Cephalic tetanus accounts for 1-3% of the total number of reported cases of tetanus and has a mortality rate of 15 - 30%. The incubation period is 1 to 14 days and approximately two thirds of the cases progress to generalized tetanus (1).

Tetanus is diagnosed based on clinical grounds; thus, it is very important to recognize its presenting symptoms. Clinicians might be unfamiliar with the presentations of cephalic tetanus due to its infrequency; as a result, later mismanagement imperils the patient’s life. Delay in diagnosis and management worsens the prognosis; that way, invasive procedures such as tracheostomy might be indicated, imposing consequent complications on the patient (6). Among the reported symptoms are trismus (7-10), dysphagia (7, 8, 11), cranial nerve palsy (11), signs such as blepharospasm (7, 12), facial paresis (8), ptosis (8), and vertigo (10).

Two main risk factors for getting tetanus are: not being immunized against it and decrement of immunity in the elderly.
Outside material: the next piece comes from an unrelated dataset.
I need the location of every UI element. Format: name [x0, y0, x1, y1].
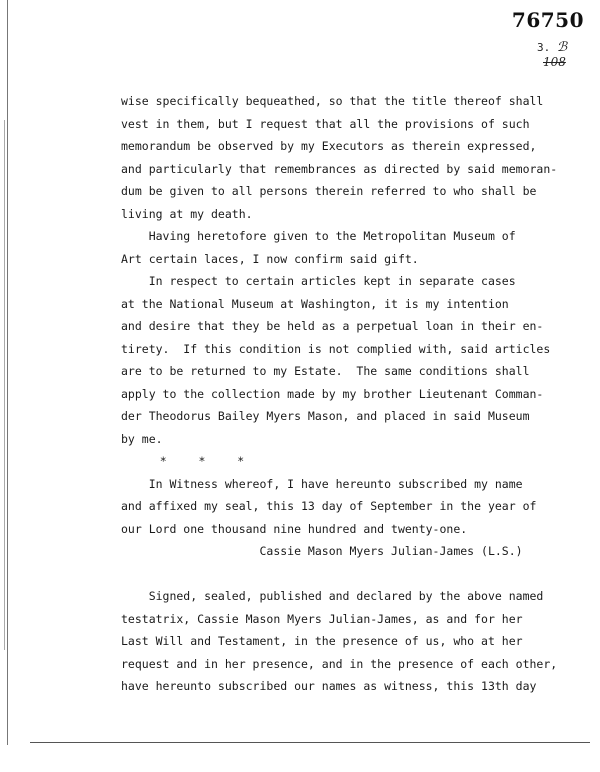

History of a recent penetrating trauma is a key factor in diagnosis; but, the intravenous drug abuse, as in this case, places the patient at a higher risk as well. The location of injury and its distance from the head used to be considered as important factors in the development of cephalic tetanus, but injuries far from the head can also cause it (7).

Preventing tetanus should be a high priority for all primary care physicians (13). Catch-up vaccination programs should be carried out to cover the previously unimmunized individuals, especially in high-risk groups such as intravenous drug abusers. Booster doses of Td for the elderly should be considered.